BTW, I agree the screwdriver thing sounds harsh, but to put it in context, it was an instructor, who I am sure would have enough savvy to stop at discomfort for the horse and not physically harm it. Yes, I agree that the horse did not understand, but if the horse did not understand phase 3 from a herd leader it would probably get a double barrel or a bite. And for the record the only way I have ever seen the porcupine game demonstrated using an impliment is that it pinches the skin, similar effect, but not as harsh as a bite. It is not driven into the flesh of the horse as it sounds above.
 
I think you can learn a lot from watching horses natural behaviour.

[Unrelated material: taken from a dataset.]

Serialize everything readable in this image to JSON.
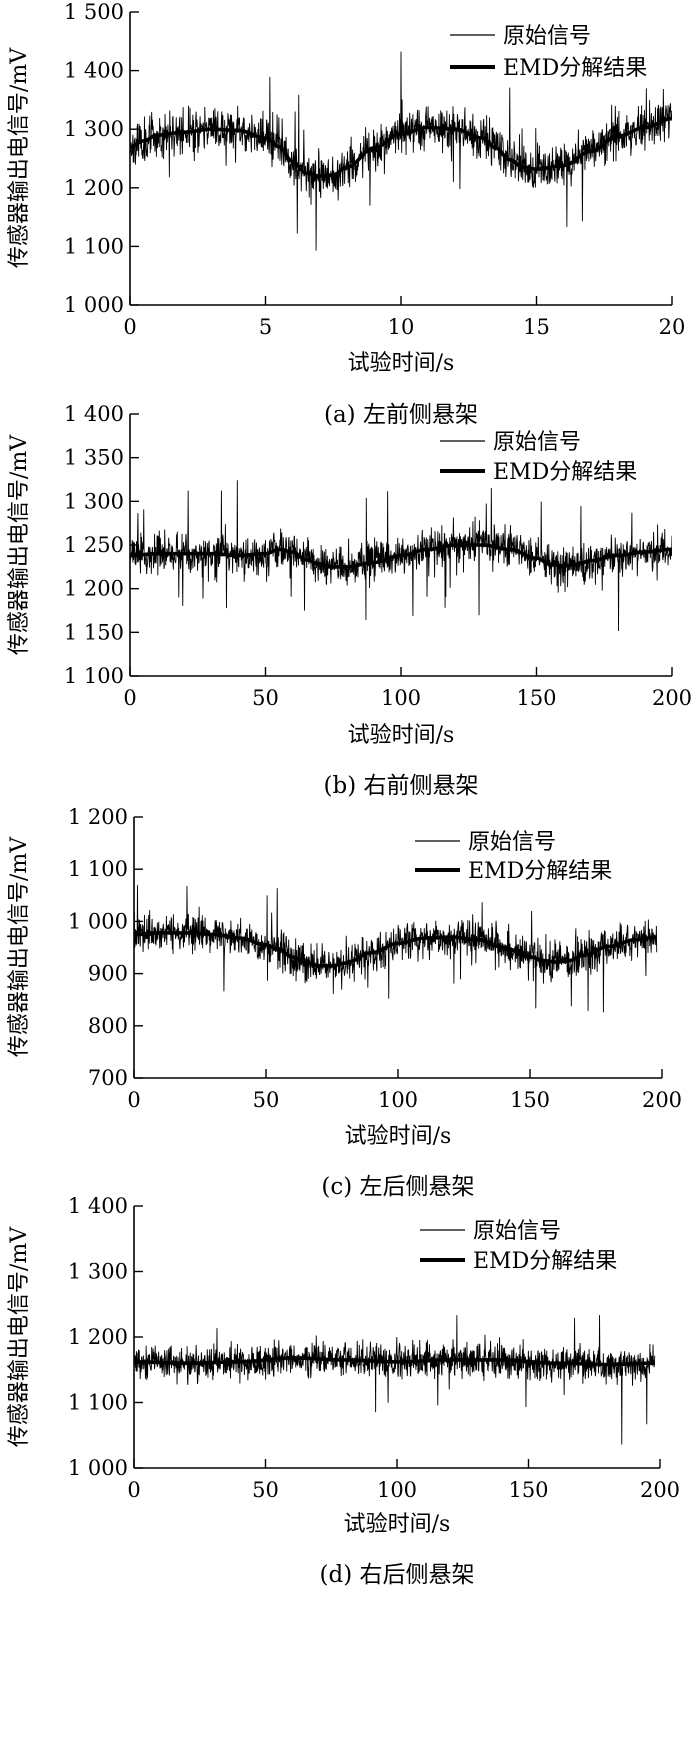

For example, Alpi is very definitely dominant over Rusty - he will 'bully' him in that he chases him around the field, won't let him near the hay, chases him off when he doesn't want him near him etc. And yet he is also amazingly tolerant of him, Rusty will stick his head in Alpi's feed bucket and Alpi just pushes his head out the way, if he's feeling generous he even lets him carry on eating it. He will share his hay with Rusty eventually and he is always looking out for Rusty, going off and fetching him if he thinks there might be any danger around etc. And in return Rusty is not at all afraid of Alpi, they will lie down together, play together, groom each other and Rusty will still try and steal Alpi's food and see how long he gets away with it. ;)

Personally, I think it's a matter of finding that fine like between maintaining respect whilst also earning trust. I don't want my horse to do as I ask because he fears the consequences otherwise, but because he respects my decisions and trusts that I will not let any harm come to him.
 
Naturally said:
BTW, I agree the screwdriver thing sounds harsh, but to put it in context, it was an instructor, who I am sure would have enough savvy to stop at discomfort for the horse and not physically harm it.

For the record he was not talking about an instructor. He was talking about himself (Parelli) that used the screwdriver on a very pushy and disrespectful horse. It was my first Parelli clinic and I was very surprised when he used that example.

The wasy that he described it, he did not thrust it into the horses side or anything. He used as light of pressure as possible, but it was a way to increase the pressure after the carrot stick was not enough. The pressure also was realeased immediately after a positive response. He was working with a different VERY pushy horse at the clinic and was trying to explain by bringing up that example that you should ask lightly first, but be willing to up the pressure to get a correct response.

I'm sure that the original horse did not feel as much from the screwdriver as when he gets a kick in the side from a herd leader.
 
Sorry Smaggi, I thought you were referring to a Parelli Instructor, not the big guy himself. :) :p :)

I have no problem with the explanation, and I would use it or similar myself if and when required. I was just trying to give further explanation to the others whom I thought might have misunderstood.